The findings of this study demonstrate that the BHATIN (Behavior-Tailored Intervention) model effectively improves key psychosocial constructs, self-care behaviors, and selected clinical biomarkers among patients with hypertension. By addressing behavioral determinants, social support, self-efficacy, and salt preference, the BHATIN model offers a comprehensive and theory-driven approach to hypertension self-care management. This intervention has the potential to be integrated into community-based nursing practice to support sustainable lifestyle modification and blood pressure control.
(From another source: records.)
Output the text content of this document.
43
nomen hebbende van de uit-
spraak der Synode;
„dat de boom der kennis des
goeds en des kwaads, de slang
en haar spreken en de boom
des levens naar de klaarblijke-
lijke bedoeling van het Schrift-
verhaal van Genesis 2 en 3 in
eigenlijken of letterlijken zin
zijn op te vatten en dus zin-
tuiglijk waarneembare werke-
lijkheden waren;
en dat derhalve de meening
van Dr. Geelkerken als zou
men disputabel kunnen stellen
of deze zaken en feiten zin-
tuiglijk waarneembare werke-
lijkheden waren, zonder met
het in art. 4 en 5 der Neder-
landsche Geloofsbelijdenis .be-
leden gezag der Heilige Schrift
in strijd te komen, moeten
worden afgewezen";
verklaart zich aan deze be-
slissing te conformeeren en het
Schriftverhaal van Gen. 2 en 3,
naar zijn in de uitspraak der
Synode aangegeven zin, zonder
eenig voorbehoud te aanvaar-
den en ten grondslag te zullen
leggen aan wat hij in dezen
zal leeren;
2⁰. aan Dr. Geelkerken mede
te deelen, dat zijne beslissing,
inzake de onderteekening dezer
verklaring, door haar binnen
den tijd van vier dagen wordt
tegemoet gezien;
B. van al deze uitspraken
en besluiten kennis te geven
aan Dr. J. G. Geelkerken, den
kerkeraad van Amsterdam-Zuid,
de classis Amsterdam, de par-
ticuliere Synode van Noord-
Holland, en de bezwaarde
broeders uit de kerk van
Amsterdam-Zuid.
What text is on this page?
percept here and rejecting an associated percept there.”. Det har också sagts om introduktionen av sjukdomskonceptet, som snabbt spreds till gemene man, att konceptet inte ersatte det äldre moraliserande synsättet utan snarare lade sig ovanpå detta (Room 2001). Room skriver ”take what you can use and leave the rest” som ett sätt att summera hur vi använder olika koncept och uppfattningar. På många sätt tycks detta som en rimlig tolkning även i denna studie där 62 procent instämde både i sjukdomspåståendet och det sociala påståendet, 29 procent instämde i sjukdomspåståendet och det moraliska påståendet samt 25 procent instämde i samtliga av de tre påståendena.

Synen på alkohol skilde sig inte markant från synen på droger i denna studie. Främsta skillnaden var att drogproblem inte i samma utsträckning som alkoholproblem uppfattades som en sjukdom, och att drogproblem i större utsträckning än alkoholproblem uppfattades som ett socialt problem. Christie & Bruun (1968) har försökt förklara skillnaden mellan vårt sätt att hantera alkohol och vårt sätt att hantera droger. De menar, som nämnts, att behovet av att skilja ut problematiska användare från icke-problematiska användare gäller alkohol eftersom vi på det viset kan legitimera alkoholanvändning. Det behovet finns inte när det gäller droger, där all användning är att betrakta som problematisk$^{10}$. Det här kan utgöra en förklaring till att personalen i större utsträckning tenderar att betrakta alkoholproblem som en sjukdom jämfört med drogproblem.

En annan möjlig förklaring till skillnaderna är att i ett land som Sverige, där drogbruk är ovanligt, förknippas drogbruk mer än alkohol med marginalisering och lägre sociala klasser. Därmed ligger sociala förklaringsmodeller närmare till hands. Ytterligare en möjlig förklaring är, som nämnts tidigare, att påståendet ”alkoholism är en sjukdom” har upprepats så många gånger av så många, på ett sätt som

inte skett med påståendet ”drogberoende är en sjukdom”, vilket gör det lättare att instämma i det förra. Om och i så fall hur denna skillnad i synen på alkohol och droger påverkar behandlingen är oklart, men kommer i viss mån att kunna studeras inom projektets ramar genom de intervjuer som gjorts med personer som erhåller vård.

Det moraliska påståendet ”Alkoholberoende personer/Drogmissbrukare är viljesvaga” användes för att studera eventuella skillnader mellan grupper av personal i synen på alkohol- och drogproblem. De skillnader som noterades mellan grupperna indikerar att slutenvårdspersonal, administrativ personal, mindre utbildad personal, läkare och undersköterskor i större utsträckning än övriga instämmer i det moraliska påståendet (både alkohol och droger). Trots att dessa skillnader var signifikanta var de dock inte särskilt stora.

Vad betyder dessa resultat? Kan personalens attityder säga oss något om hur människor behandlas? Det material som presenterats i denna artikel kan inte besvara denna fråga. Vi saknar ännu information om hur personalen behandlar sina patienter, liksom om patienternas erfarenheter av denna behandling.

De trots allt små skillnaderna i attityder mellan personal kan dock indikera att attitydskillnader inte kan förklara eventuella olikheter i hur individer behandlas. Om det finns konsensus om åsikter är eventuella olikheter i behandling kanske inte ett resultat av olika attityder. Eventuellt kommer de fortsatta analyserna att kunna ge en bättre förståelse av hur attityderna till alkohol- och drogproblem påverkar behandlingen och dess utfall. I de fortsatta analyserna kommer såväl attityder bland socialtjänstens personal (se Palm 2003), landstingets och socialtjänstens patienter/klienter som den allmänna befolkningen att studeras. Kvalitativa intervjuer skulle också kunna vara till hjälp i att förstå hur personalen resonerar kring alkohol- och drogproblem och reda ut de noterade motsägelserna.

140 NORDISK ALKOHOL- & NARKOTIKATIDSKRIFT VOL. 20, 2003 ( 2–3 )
Declaration of Use of AI in Scientific Writing

The authors declare that ChatGPT and paperpal was used solely to assist in improving the English language quality of this manuscript, including grammar, clarity, and sentence structure.

Data Sharing Statement

The datasets generated and analyzed during the current study are available from the corresponding author upon reasonable request.

Acknowledgment

The author thanked the participants in this study, community health workers, primary healthcare staff, and community leaders for their valuable participation and cooperation. Special appreciation is extended to Universitas Padjadjaran for ethical approval and academic support throughout the research process.

Author Biography

Andi Mayasari Usman is a doctoral student in the Medical Science Program at Universitas Padjadjaran, Indonesia, with research interests in medical surgical nursing for non-communicable diseases and mindfulness-based health coaching. Cecep Eli Kosasih is a nursing lecturer at Universitas Padjadjaran, Indonesia, whose research focuses on medical surgical nursing and emergency nursing. Iqbal Pramukti is a nursing lecturer with research interests in community nursing, HIV/AIDS, and health behavior interventions. Yulia Sofiatin is a public health lecturer specializing in hypertension prevention and community-based health interventions. Rian Adi Pamungkas is a nursing lecturer at Universitas Esa Unggul, Indonesia, with research interests in community nursing and diabetes mellitus management.

Author Contributions

All authors made a significant contribution to the work reported, whether in the conception, study design, execution, acquisition of data, analysis and interpretation, or in all these areas; took part in drafting, revising or critically reviewing the article; gave final approval of the version to be published, agreed on the journal to which the article has been submitted; and agree to be accountable for all aspects of the work.

Funding

This publication charge is funded by Universitas Padjadjaran (UNPAD) through the Indonesian Endowment Fund for Education (LPDP) on behalf of the Indonesian Ministry of Higher Education, Science and Technology and managed under the EQUITY Program (Contract No. 4303/B3/DT.03.08/2025 and 3927/UN6.RKT/HK.07.00/2025).

Disclosure

The authors declare that they have no competing interests in this work.